An interesting and unanticipated observation in the current study was that independent of FAOD status, several plasma cytokines rose significantly in the pre‐exercise to recovery phase of the study when compared to the overnight‐fasted state. From our results, we cannot conclude what factors drove these outcomes. However, a possible explanation is that transitioning to the fed state triggered a normal postprandial inflammation response (breakfast and lunch were provided in the hours leading up to collection of the “Pre‐Exercise” sample). Postprandial inflammation has been reported by many investigators, although these observations are not universal and postprandial phenotypes may be nutrient‐ and cytokine‐specific (see Ford et al. 1996). No matter what post‐fasting events (meal‐dependent or meal‐independent) altered cytokine levels, the lack of an FAOD effect per se on the post‐fasting increases in cytokines suggests that signals emanating from mitochondrial LCFA β‐oxidation were not involved.

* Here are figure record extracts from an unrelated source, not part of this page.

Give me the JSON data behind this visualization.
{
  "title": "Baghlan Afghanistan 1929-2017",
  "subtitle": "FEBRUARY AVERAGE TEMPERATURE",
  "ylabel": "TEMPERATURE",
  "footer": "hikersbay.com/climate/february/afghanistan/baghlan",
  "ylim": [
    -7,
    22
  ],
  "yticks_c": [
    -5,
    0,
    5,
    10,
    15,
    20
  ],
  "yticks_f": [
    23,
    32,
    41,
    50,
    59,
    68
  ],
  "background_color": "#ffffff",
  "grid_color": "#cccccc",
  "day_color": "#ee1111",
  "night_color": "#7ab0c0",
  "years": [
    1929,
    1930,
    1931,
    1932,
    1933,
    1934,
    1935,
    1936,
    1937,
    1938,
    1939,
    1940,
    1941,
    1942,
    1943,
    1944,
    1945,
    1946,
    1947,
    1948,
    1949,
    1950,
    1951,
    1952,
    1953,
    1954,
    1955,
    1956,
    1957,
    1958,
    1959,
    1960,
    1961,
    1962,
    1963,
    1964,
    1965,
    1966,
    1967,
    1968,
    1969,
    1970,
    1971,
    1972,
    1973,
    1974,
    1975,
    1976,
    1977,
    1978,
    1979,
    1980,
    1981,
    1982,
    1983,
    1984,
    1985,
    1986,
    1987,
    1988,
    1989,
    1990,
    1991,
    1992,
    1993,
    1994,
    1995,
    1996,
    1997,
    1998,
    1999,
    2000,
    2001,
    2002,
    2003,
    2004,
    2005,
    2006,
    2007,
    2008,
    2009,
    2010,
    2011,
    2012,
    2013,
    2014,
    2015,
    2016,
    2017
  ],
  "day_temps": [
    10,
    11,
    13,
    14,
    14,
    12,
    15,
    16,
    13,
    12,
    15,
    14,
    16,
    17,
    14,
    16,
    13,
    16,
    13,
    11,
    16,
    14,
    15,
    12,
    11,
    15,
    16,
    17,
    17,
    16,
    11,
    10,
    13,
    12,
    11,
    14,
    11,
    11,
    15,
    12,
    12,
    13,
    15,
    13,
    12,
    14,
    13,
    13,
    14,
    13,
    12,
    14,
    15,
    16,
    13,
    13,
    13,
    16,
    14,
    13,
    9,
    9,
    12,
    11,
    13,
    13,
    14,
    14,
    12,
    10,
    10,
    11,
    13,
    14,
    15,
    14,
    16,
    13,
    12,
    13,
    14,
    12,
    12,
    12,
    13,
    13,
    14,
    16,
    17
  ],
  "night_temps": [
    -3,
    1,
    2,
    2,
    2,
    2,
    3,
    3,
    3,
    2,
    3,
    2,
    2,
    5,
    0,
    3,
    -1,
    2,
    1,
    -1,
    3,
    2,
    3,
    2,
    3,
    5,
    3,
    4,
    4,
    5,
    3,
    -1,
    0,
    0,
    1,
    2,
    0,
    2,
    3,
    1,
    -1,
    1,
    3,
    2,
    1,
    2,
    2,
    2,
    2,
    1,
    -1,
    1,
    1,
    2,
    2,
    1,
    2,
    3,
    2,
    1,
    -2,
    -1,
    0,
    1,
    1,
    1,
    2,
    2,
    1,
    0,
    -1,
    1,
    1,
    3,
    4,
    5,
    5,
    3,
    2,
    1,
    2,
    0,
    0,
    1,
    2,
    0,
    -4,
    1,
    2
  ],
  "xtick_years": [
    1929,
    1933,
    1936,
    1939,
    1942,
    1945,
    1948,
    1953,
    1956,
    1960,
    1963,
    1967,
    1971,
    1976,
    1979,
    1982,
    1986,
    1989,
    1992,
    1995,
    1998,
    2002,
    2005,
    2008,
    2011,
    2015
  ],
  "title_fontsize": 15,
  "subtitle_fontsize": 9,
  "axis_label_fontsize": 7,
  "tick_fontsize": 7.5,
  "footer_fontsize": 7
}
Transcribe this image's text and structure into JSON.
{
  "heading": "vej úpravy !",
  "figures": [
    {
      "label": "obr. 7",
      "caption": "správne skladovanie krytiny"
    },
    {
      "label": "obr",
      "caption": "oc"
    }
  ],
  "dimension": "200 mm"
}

In conclusion, a deficiency in mitochondrial catabolism of LCFA in clinically stable, asymptomatic patients with FAODs does not lead to marked systemic inflammation. However, modest changes in select cytokines are consistent with the hypothesis that chronic, subclinical “sterile inflammation” is associated with long‐chain FAOD. It is acknowledged that observations herein are limited to a small number of clinically well‐managed patients, and in whom typical dietary patterns were quite different when compared to control participants (e.g., more MCT and high carbohydrates in prescribed FAOD diets). It should also be noted that recruiting large numbers of age‐ and sex‐matched individuals with these rare long‐chain FAODs is a major challenge, and the cohort herein was quite broad in age which may have contributed to variance. The current paper reflects a secondary analysis samples from a previously described cohort, and hence we did not have an opportunity to recruit prospectively for this specific line of research. Thus, additional controlled experiments and clinical studies are warranted to determine if inflammation phenotypes precede or are coincident with the episodic symptoms common to long‐chain FAOD.

Conflict of Interest

None declared.

Informed Consent

All procedures followed were in accordance with the ethical standards of the responsible committee on human experimentation (institutional and national) and with the Helsinki Declaration of 1975, as revised in 2000. Written informed consent was obtained from all patients or legal guardians prior to inclusion in the study.